LE PRÉFET DU PRÉTOIRE.
Jusqu'à l'an 2 avant J.C., chaque cohorte prétorienne est indépendante et obéit aux ordres d'un tribun de rang équestre. Mais à partir de cette date, la garde prétorienne est placée sous le commandement du ou des préfets du prétoire - bien que les hommes chargés de la protection de l'Empereur prennent directement leurs ordres de ce dernier. Selon les époques, les préfets sont au nombre de deux, trois voire quatre, la collégialité permettant d'éviter qu'un seul homme ne concentre entre ses mains toute l'autorité sur ces troupes puissantes.
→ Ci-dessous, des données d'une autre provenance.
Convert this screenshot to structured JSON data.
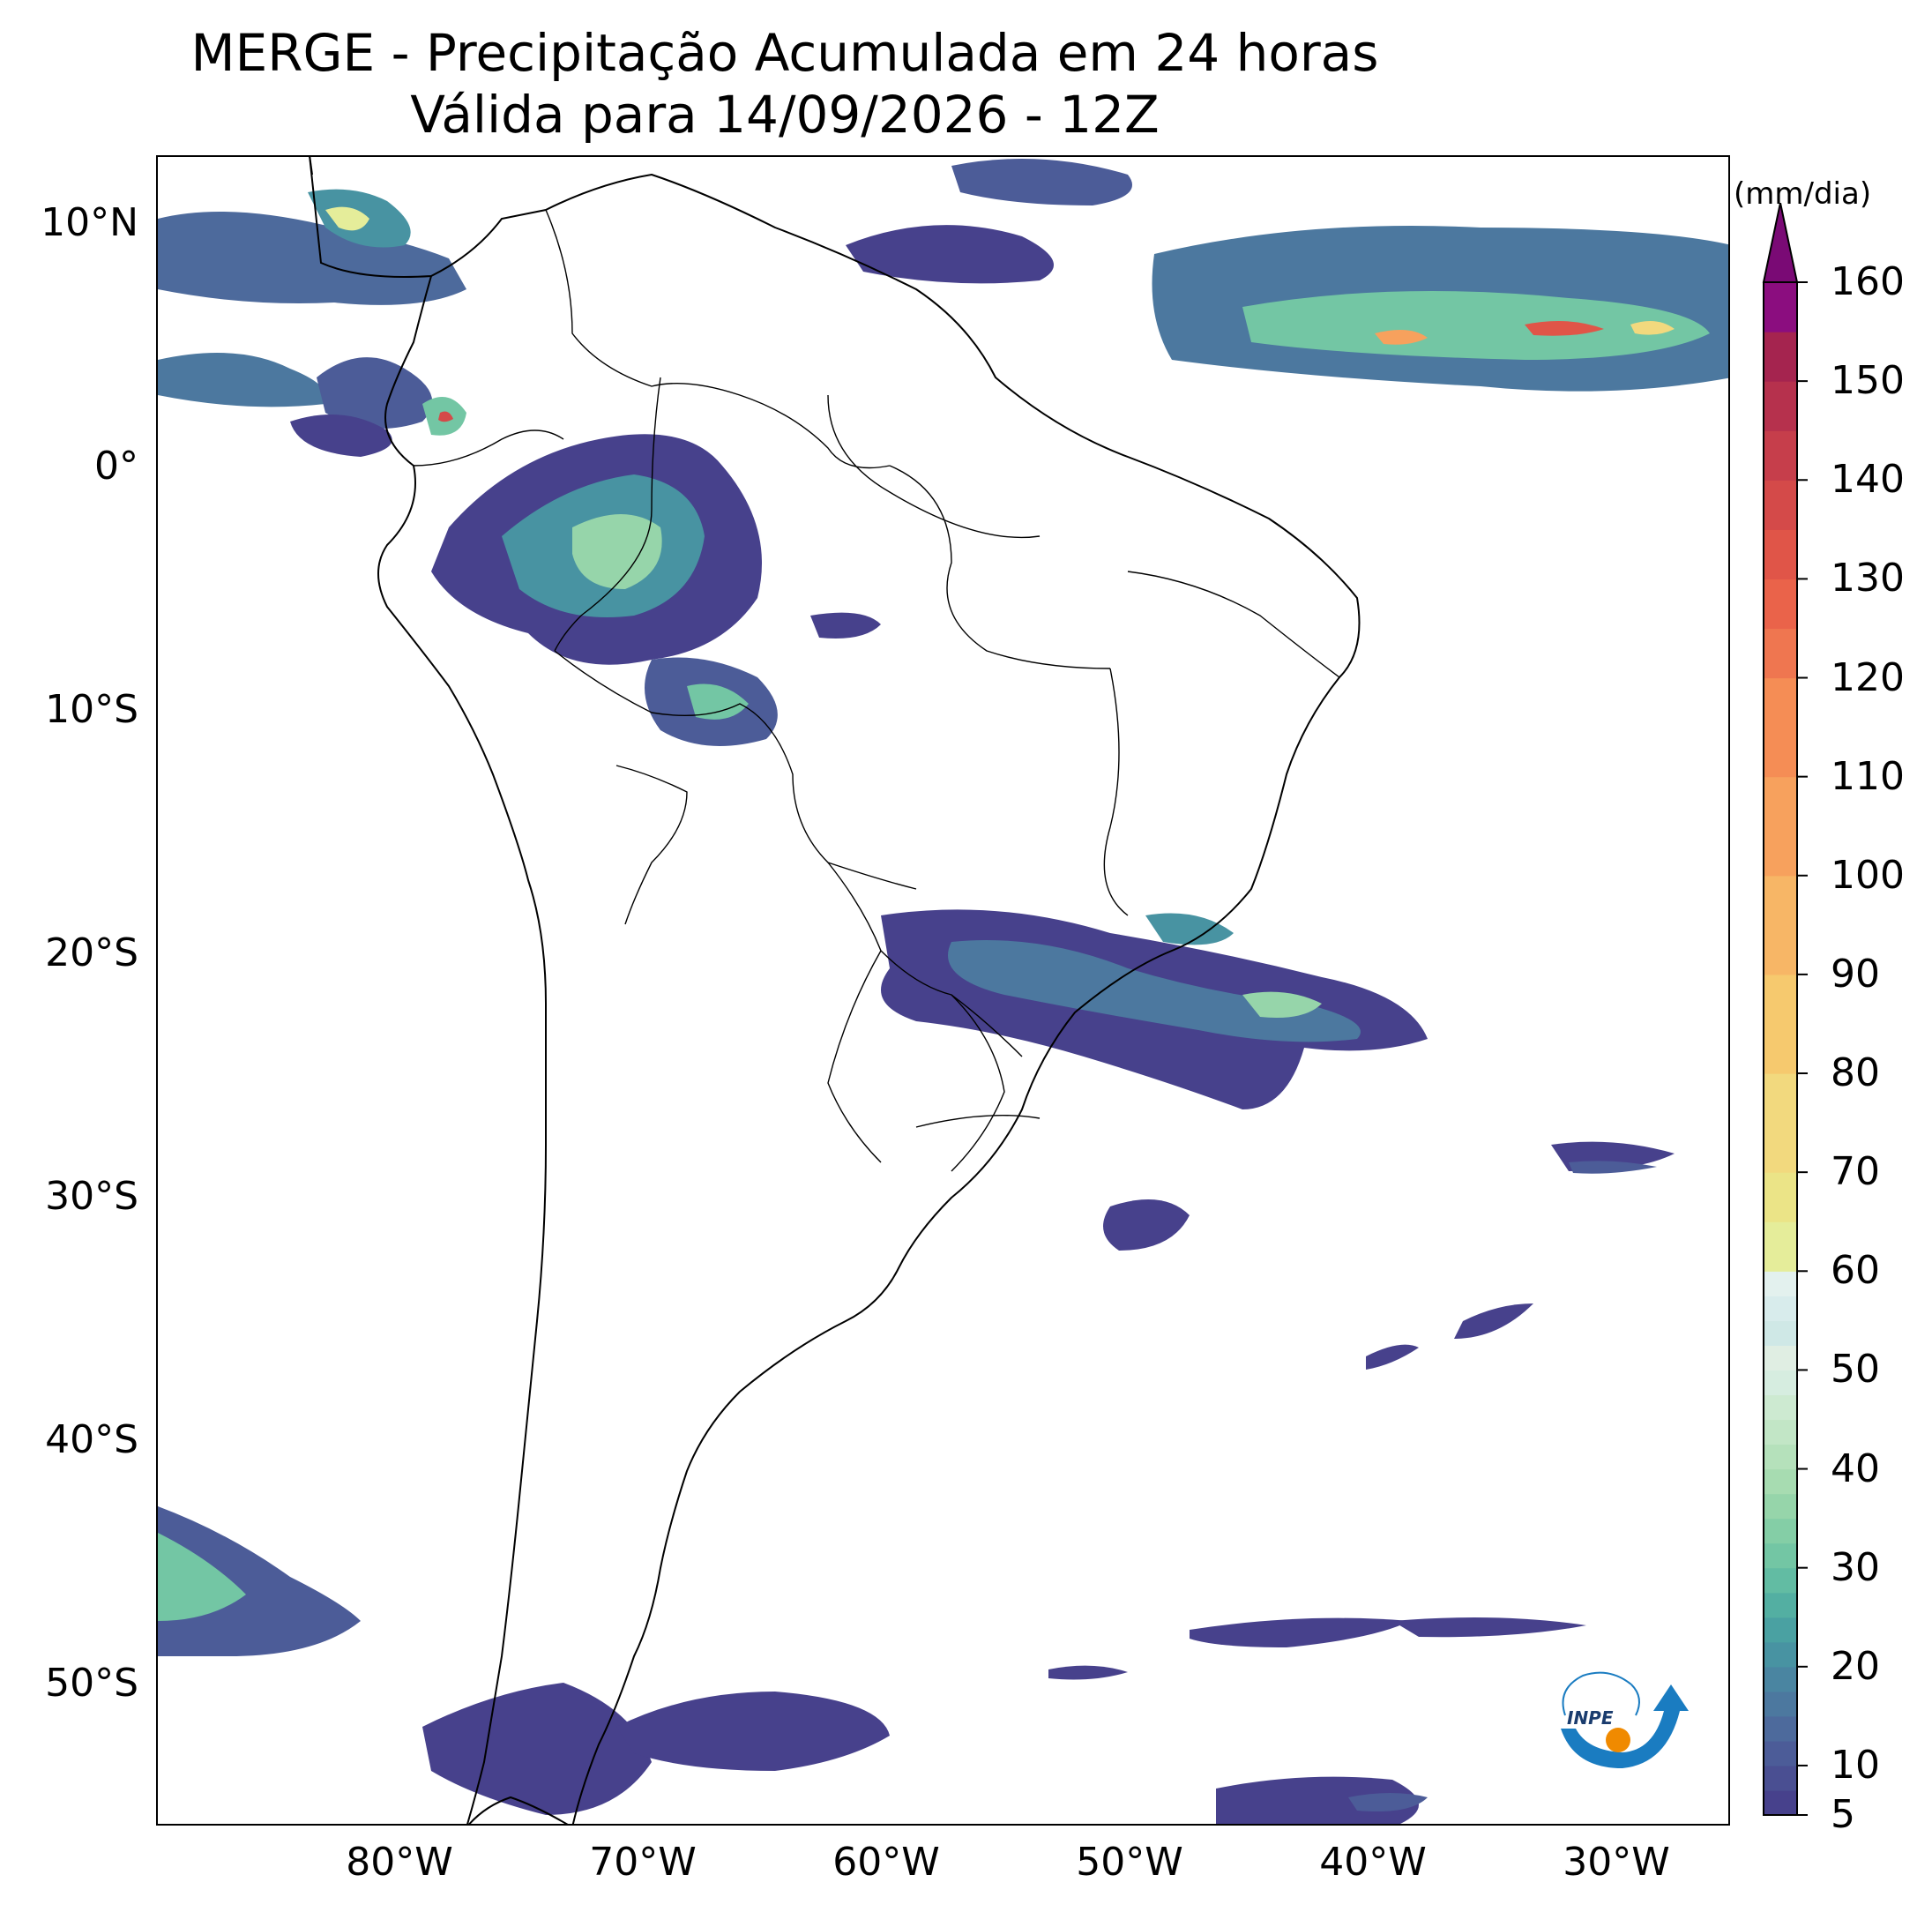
{
  "title": {
    "line1": "MERGE - Precipitação Acumulada em 24 horas",
    "line2": "Válida para 14/09/2026 - 12Z"
  },
  "axes": {
    "lat_labels": [
      "10°N",
      "0°",
      "10°S",
      "20°S",
      "30°S",
      "40°S",
      "50°S"
    ],
    "lon_labels": [
      "80°W",
      "70°W",
      "60°W",
      "50°W",
      "40°W",
      "30°W"
    ]
  },
  "colorbar": {
    "unit": "(mm/dia)",
    "tick_labels": [
      "5",
      "10",
      "20",
      "30",
      "40",
      "50",
      "60",
      "70",
      "80",
      "90",
      "100",
      "110",
      "120",
      "130",
      "140",
      "150",
      "160"
    ],
    "levels": [
      5,
      7.5,
      10,
      12.5,
      15,
      17.5,
      20,
      22.5,
      25,
      27.5,
      30,
      32.5,
      35,
      37.5,
      40,
      42.5,
      45,
      47.5,
      50,
      52.5,
      55,
      57.5,
      60,
      65,
      70,
      80,
      90,
      100,
      110,
      120,
      125,
      130,
      135,
      140,
      145,
      150,
      155,
      160
    ],
    "colors": [
      "#47418c",
      "#4a4f92",
      "#4c5c98",
      "#4d6a9c",
      "#4c789f",
      "#4a85a1",
      "#4893a2",
      "#4aa1a2",
      "#53afa2",
      "#62bca3",
      "#73c6a4",
      "#84cea6",
      "#96d5aa",
      "#a7dcb1",
      "#b5e1bb",
      "#c2e6c6",
      "#cdead1",
      "#d6ede0",
      "#e0eee3",
      "#cfe8e6",
      "#d8ecec",
      "#e3f1ee",
      "#e5ed9a",
      "#ebe487",
      "#f2d97e",
      "#f6c96e",
      "#f7b666",
      "#f7a15d",
      "#f58d55",
      "#ef7650",
      "#ea634a",
      "#e05548",
      "#d44a49",
      "#c63e4b",
      "#b6314d",
      "#a5244f",
      "#8b0d7f"
    ],
    "extend_color": "#7a0a75"
  },
  "logo": {
    "text": "INPE"
  },
  "colors": {
    "frame": "#000000",
    "land_border": "#000000"
  }
}
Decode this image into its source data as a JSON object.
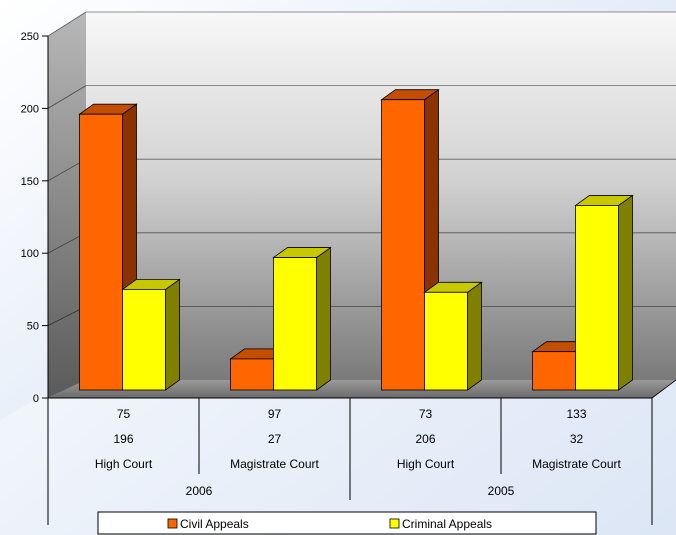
{
  "chart_data": {
    "type": "bar",
    "three_d": true,
    "title": "",
    "xlabel": "",
    "ylabel": "",
    "ylim": [
      0,
      250
    ],
    "yticks": [
      0,
      50,
      100,
      150,
      200,
      250
    ],
    "grid": true,
    "legend": "bottom",
    "data_table": true,
    "groups": [
      {
        "label": "2006",
        "categories": [
          "High Court",
          "Magistrate Court"
        ]
      },
      {
        "label": "2005",
        "categories": [
          "High Court",
          "Magistrate Court"
        ]
      }
    ],
    "categories": [
      "High Court",
      "Magistrate Court",
      "High Court",
      "Magistrate Court"
    ],
    "series": [
      {
        "name": "Civil Appeals",
        "color": "#ff6600",
        "side_color": "#8a3300",
        "top_color": "#c34e00",
        "values": [
          196,
          27,
          206,
          32
        ]
      },
      {
        "name": "Criminal Appeals",
        "color": "#ffff00",
        "side_color": "#808000",
        "top_color": "#c8c800",
        "values": [
          75,
          97,
          73,
          133
        ]
      }
    ],
    "table_row_order": [
      1,
      0
    ]
  }
}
Sous
Tibère cependant,
Séjan occupe seul la fonction - avec les dérives que l'on sait (voir
ici). Du reste, il est apparemment le seul à avoir assumé la fonction sans collègue. Jusqu'à
Vespasien, le préfet du prétoire est toujours un chevalier, et la charge représente la plus haut échelon de la carrière équestre. L'autorité qu'il exerce sur l'ensemble des militaires stationnés à Rome fait du préfet un personnage d’état extrêmement puissant et influent, avec lequel l'Empereur comme le Sénat doivent compter. Certains sauront en tirer parti...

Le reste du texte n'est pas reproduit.